For a project, I need a method of creating thousands of random strings while keeping collisions low. I'm looking for them to be only 12 characters long and uppercase only. Any suggestions?
-
3You mean you don't want any lowercase digits?– martineauCommented Aug 19, 2013 at 17:02
-
Hmm, yeah, that should be clarified :)– Maarten BodewesCommented Aug 19, 2013 at 17:02
-
Don't forget to read this page about the default random number generator in python. The chance of collisions seems to be fully dependent on the size of the "random strings", but that does not mean that an attacker cannot re-create the random numbers; the random numbers generated are not cryptographically secure.– Maarten BodewesCommented Aug 19, 2013 at 17:10
-
Hah, right.
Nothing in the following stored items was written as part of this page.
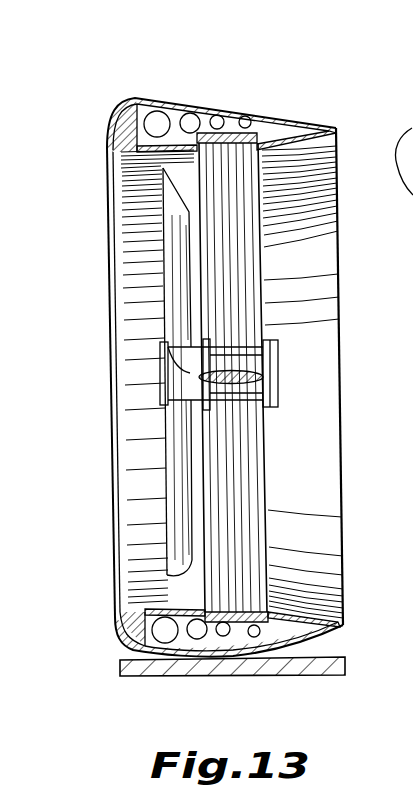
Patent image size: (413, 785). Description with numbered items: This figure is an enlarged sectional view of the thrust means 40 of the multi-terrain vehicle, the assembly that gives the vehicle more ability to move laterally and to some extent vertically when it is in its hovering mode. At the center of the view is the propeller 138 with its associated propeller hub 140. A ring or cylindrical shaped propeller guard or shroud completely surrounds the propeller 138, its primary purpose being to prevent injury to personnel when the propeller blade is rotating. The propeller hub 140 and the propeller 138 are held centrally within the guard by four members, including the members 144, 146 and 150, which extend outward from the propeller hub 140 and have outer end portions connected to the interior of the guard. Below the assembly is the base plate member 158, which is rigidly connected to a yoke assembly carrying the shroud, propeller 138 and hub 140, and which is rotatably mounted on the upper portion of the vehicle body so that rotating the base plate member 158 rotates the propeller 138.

The thrust means 40 is at (230, 100).
The member 146 is at (262, 257).
The propeller 138 is at (163, 437).
The propeller hub 140 is at (280, 369).
The member 144 is at (230, 385).
The member 150 is at (268, 508).
The base plate member 158 is at (280, 676).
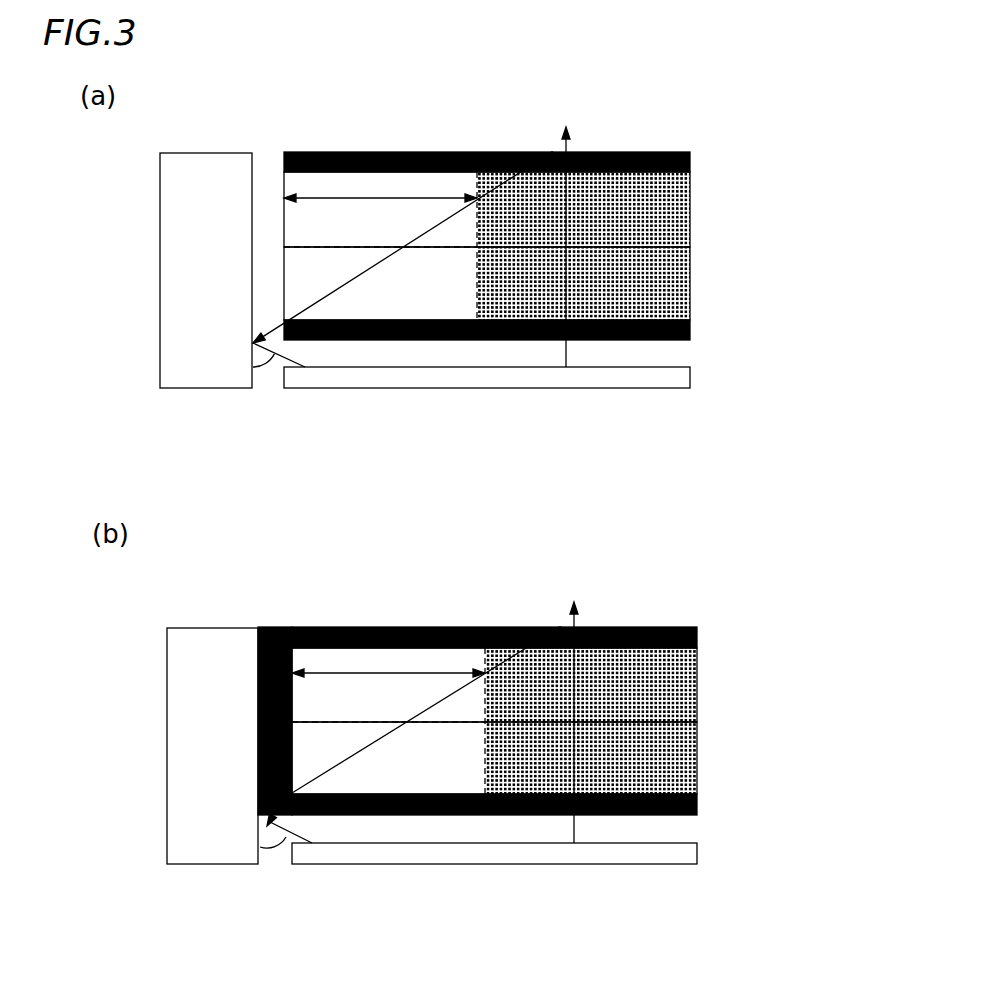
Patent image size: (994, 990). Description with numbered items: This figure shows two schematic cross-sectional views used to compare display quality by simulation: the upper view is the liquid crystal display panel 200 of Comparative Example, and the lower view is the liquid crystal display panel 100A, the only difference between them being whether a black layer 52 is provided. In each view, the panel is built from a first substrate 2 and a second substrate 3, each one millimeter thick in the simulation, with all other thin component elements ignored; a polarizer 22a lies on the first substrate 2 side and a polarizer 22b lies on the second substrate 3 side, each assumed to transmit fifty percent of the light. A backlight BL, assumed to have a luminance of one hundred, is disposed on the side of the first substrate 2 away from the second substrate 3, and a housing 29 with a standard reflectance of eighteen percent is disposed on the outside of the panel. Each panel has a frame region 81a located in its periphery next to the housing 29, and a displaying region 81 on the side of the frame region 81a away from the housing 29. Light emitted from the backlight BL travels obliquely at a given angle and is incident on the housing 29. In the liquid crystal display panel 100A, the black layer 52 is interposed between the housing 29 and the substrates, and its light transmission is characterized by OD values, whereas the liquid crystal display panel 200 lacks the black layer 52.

The liquid crystal display panel 200 is at (820, 136).
The liquid crystal display panel 100A is at (827, 590).
The housing 29 is at (170, 369).
The black layer 52 is at (276, 626).
The polarizer 22b is at (682, 159).
The second substrate 3 is at (683, 206).
The first substrate 2 is at (683, 282).
The polarizer 22a is at (683, 331).
The backlight BL is at (672, 375).
The displaying region 81 is at (623, 193).
The frame region 81a is at (384, 427).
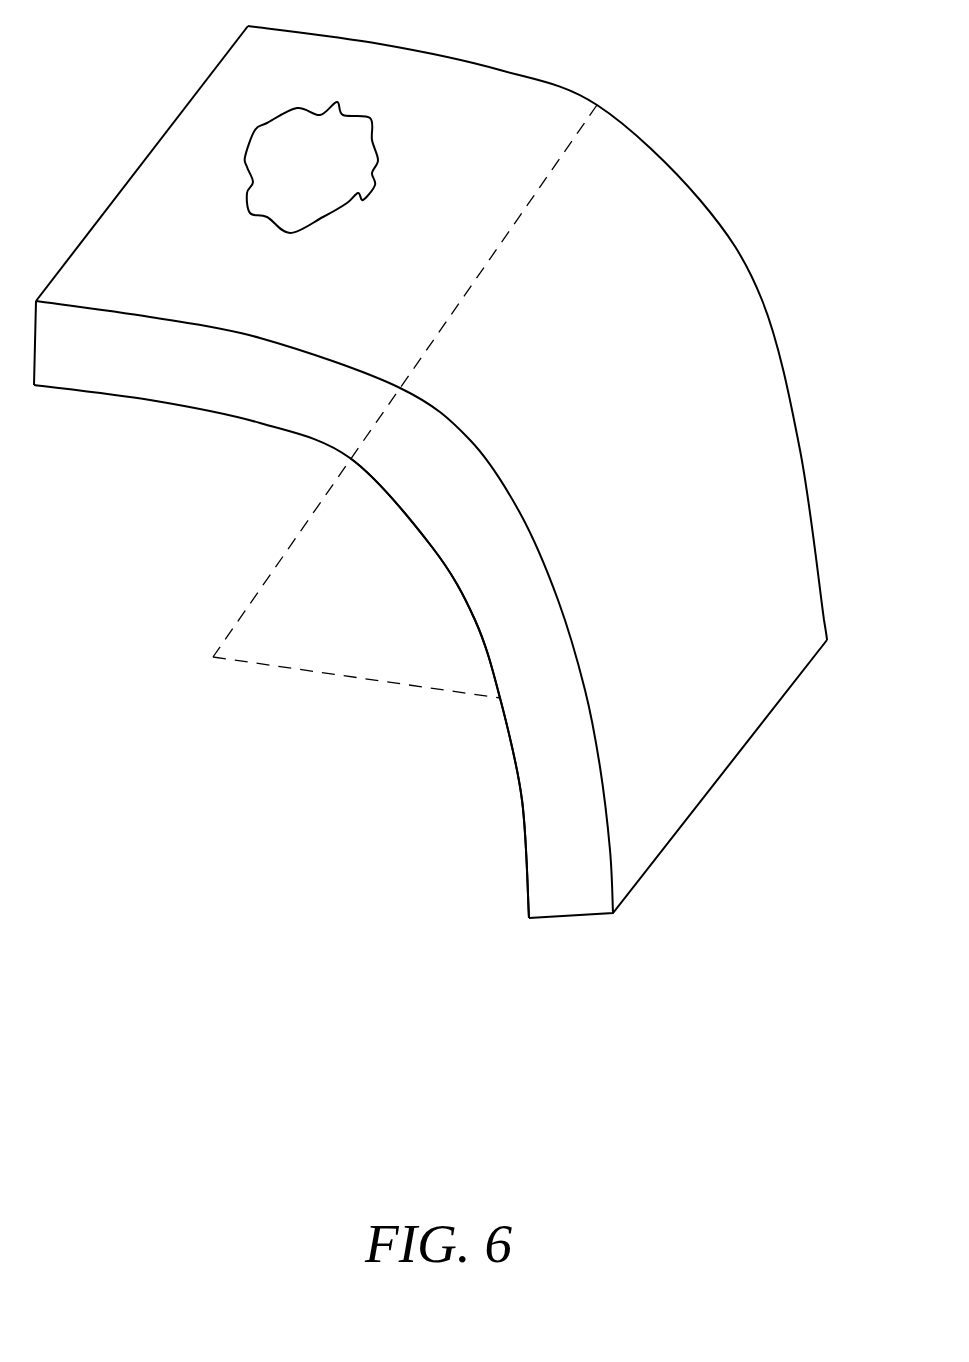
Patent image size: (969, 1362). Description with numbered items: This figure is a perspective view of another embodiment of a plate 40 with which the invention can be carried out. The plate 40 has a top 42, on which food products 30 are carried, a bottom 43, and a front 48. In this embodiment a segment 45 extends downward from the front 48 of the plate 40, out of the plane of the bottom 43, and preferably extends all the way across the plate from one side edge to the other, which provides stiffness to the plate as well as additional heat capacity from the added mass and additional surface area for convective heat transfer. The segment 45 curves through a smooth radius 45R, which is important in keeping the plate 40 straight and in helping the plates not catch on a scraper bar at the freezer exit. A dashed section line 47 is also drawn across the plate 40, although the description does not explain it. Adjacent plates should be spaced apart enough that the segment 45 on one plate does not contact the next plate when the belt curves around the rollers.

The plate 40 is at (750, 233).
The top 42 is at (324, 576).
The bottom 43 is at (200, 412).
The segment 45 is at (433, 555).
The smooth radius 45R is at (356, 670).
The cross-section plane 47 is at (605, 96).
The front 48 is at (140, 162).
The food products 30 is at (311, 167).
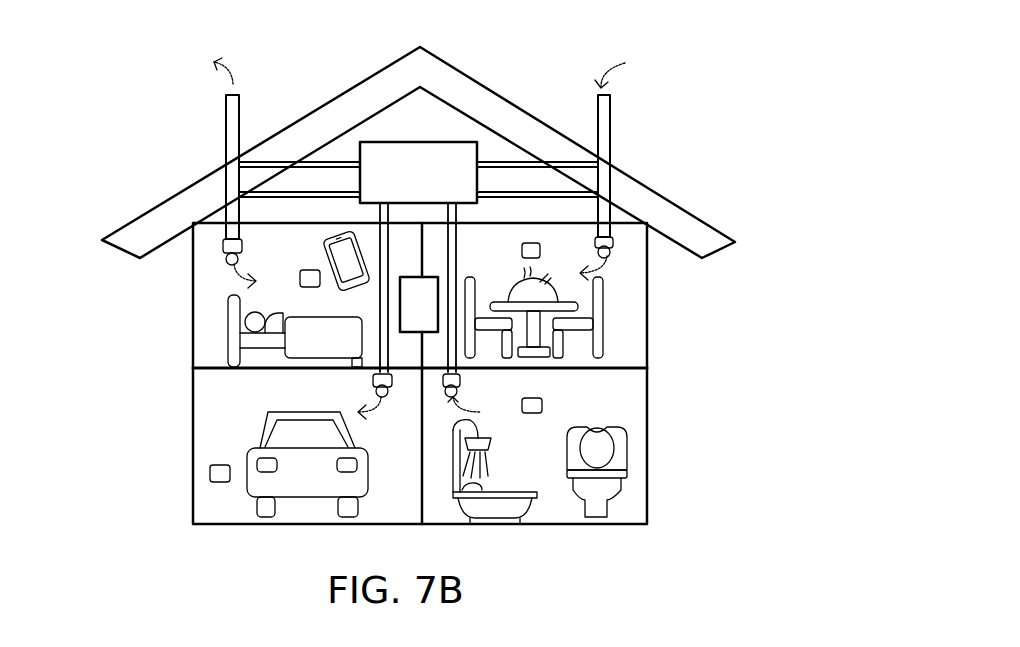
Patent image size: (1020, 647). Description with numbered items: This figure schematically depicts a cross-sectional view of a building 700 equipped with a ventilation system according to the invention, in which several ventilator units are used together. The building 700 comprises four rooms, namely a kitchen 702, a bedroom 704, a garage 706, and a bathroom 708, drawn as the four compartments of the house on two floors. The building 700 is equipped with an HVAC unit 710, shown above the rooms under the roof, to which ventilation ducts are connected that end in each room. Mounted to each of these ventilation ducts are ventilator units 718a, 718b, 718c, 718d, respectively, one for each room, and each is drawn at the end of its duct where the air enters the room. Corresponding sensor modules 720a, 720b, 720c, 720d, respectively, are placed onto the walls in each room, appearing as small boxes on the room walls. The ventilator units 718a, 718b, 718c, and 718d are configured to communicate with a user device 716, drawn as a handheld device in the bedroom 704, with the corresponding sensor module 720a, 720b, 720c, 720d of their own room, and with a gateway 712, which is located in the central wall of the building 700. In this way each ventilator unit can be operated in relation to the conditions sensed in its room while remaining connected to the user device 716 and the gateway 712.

The building 700 is at (676, 68).
The kitchen 702 is at (633, 315).
The bedroom 704 is at (210, 335).
The garage 706 is at (202, 440).
The bathroom 708 is at (620, 393).
The HVAC unit 710 is at (396, 157).
The gateway 712 is at (431, 290).
The user device 716 is at (345, 262).
The ventilator unit 718a is at (614, 241).
The ventilator unit 718b is at (232, 246).
The ventilator unit 718c is at (372, 380).
The ventilator unit 718d is at (461, 386).
The sensor module 720a is at (541, 248).
The sensor module 720b is at (300, 279).
The sensor module 720c is at (210, 477).
The sensor module 720d is at (662, 411).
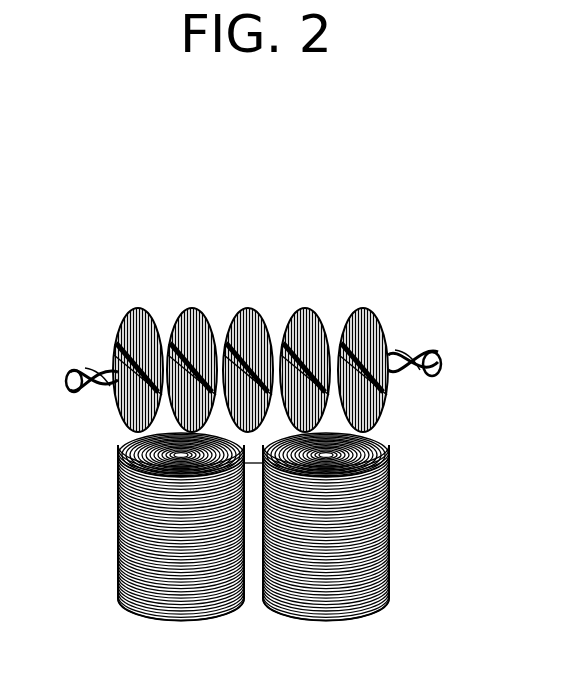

I meant alphanumeric.– BrandonCommented Aug 20, 2013 at 15:08
7 Answers
CODE:
from random import choice
from string import ascii_uppercase
print(''.join(choice(ascii_uppercase) for i in range(12)))
OUTPUT:
5 examples:
QPUPZVVHUNSN
EFJACZEBYQEB
QBQJJEEOYTZY
EOJUSUEAJEEK
QWRWLIWDTDBD
EDIT:
If you need only digits, use the digits
constant instead of the ascii_uppercase
one from the string
module.
3 examples:
229945986931
867348810313
618228923380
-
4yeah, well this is missleading: "12 digits long and uppercase" -- since digits can't be uppercased Commented Aug 19, 2013 at 17:01
-
And if you need Alphanumeric i.e ASCII Uppercase plus digits then
import digits
print(''.join(choice(ascii_uppercase + digits) for i in range(12)))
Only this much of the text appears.